En de Nederlandse situatie? In de meer dan 15 jaar aanloop van het L-EPD en sinds het bestaan van NICTIZ (kosten alleen al € 200 miljoen) is men er in geslaagd met de top-down benadering zegge en schrijve 450 aansluitingen te realiseren. De huisartsen hebben in amper 5 of 6 jaar tijd, zonder financiële steun met hun bottom-up benadering er voor gezorgd dat 8 miljoen dossier inmiddels regionaal opvraagbaar zijn.

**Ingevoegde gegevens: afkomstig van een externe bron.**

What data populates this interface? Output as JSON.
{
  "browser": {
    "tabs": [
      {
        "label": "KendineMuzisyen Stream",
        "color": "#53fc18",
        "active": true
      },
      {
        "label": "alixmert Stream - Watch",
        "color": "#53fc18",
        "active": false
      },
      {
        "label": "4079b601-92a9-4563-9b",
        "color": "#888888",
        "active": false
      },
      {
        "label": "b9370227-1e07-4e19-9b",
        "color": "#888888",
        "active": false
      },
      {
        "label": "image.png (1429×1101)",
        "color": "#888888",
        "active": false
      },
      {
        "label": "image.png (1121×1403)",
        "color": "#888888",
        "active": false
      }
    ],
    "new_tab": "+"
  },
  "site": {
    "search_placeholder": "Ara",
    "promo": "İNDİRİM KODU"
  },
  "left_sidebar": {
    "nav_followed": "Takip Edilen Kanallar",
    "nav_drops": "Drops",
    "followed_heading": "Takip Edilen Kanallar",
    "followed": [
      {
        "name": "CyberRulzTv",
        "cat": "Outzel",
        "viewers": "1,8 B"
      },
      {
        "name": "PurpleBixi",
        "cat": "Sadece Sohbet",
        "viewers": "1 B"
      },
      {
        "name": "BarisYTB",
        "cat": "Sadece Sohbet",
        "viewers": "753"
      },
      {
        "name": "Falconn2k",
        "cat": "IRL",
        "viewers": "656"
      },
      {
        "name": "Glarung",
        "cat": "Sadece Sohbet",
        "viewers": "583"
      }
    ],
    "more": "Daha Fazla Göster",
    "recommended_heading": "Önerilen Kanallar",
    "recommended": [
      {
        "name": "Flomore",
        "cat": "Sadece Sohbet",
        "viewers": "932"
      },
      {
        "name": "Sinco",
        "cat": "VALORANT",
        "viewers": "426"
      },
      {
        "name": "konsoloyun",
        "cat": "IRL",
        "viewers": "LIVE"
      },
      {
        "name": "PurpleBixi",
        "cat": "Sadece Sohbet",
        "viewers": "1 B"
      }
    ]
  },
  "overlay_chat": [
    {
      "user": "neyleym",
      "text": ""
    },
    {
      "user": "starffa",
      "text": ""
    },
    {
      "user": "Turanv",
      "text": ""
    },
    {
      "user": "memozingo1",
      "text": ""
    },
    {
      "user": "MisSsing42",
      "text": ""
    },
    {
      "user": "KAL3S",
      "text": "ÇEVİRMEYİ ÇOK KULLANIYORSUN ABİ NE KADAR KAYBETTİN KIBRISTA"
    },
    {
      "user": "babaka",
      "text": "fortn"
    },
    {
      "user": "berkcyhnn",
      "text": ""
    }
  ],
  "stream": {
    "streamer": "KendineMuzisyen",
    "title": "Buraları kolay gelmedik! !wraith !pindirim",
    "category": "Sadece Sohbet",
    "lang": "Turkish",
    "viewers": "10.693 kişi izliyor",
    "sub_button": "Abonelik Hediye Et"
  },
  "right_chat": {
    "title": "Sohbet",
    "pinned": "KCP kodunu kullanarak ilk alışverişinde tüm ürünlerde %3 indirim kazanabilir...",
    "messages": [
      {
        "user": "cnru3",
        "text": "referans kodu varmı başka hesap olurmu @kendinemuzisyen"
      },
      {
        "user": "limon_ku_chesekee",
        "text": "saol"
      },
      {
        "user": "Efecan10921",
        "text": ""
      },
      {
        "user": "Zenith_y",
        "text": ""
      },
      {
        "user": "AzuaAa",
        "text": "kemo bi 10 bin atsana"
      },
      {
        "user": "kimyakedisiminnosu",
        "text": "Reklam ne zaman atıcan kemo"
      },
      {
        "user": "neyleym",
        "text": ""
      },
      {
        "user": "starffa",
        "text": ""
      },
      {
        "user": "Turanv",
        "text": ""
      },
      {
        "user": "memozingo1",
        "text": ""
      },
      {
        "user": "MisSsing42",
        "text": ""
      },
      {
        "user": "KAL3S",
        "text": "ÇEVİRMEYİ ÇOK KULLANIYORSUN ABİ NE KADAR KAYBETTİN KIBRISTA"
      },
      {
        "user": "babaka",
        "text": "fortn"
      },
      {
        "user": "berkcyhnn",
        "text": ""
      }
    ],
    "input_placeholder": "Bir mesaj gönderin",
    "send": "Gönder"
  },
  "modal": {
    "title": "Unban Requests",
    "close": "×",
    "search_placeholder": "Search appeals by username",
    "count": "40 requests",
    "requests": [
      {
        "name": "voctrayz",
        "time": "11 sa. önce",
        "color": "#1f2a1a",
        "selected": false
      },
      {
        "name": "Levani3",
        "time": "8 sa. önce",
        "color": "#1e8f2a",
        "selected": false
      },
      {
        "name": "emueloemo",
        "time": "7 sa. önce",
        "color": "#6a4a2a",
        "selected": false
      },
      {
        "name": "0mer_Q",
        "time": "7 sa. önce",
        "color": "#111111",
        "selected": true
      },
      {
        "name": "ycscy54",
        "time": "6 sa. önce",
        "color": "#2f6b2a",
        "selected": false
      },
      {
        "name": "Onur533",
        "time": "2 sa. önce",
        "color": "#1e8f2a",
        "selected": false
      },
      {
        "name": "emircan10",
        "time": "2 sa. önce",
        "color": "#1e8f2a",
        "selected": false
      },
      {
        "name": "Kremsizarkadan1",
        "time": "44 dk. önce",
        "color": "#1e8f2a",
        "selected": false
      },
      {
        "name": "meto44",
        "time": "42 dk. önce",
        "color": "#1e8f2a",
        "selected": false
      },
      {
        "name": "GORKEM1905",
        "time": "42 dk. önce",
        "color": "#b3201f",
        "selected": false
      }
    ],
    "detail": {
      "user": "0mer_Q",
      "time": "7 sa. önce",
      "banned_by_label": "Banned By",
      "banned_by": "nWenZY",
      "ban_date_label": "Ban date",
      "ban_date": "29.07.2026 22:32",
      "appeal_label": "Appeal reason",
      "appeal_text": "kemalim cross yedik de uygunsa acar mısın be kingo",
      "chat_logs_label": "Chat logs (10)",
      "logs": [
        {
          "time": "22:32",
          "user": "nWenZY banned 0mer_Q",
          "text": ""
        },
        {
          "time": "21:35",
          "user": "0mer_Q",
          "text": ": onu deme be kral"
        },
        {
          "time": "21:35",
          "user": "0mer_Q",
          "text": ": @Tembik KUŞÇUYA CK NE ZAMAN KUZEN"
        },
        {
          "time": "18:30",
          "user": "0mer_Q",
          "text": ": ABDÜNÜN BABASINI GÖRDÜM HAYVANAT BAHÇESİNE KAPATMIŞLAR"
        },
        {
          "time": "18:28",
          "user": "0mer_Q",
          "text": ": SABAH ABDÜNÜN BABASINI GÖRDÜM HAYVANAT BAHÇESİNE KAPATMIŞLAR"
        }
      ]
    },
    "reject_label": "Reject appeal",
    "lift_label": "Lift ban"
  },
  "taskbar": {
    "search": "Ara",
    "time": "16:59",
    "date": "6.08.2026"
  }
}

Hoe duidelijk kan het zijn?
Aanbeveling
Wat dan wel? De mogelijkheid tot kwaliteitsverbetering van medische zorg door goede en snelle gegevensuitwisseling staat niet ter discussie. Daar is elke huisarts voor. Maar wat is daarvoor nodig?. Faciliteren van goede regionale gegevens uitwisseling door adequate financiering. Uiteindelijk wordt 95-98% van de zorg regionaal genoten. Huisartsen lopen in de zorg al jaren voorop wat betreft ICT-implementatie. Beter kan dus het focus gericht worden op de ziekenhuizen, waarmee de gegevensuitwisseling langzamerhand op gang begint te komen en op uitbreiding van de koppeling met apotheken. Dus L-EPD nee, een goede regionale gegevensuitwisseling ja, mits financieel adequaat gefaciliteerd en mits we zelf zeggenschap houden over het beheer van onze dossiers. Een wettelijke regeling is daartoe overbodig.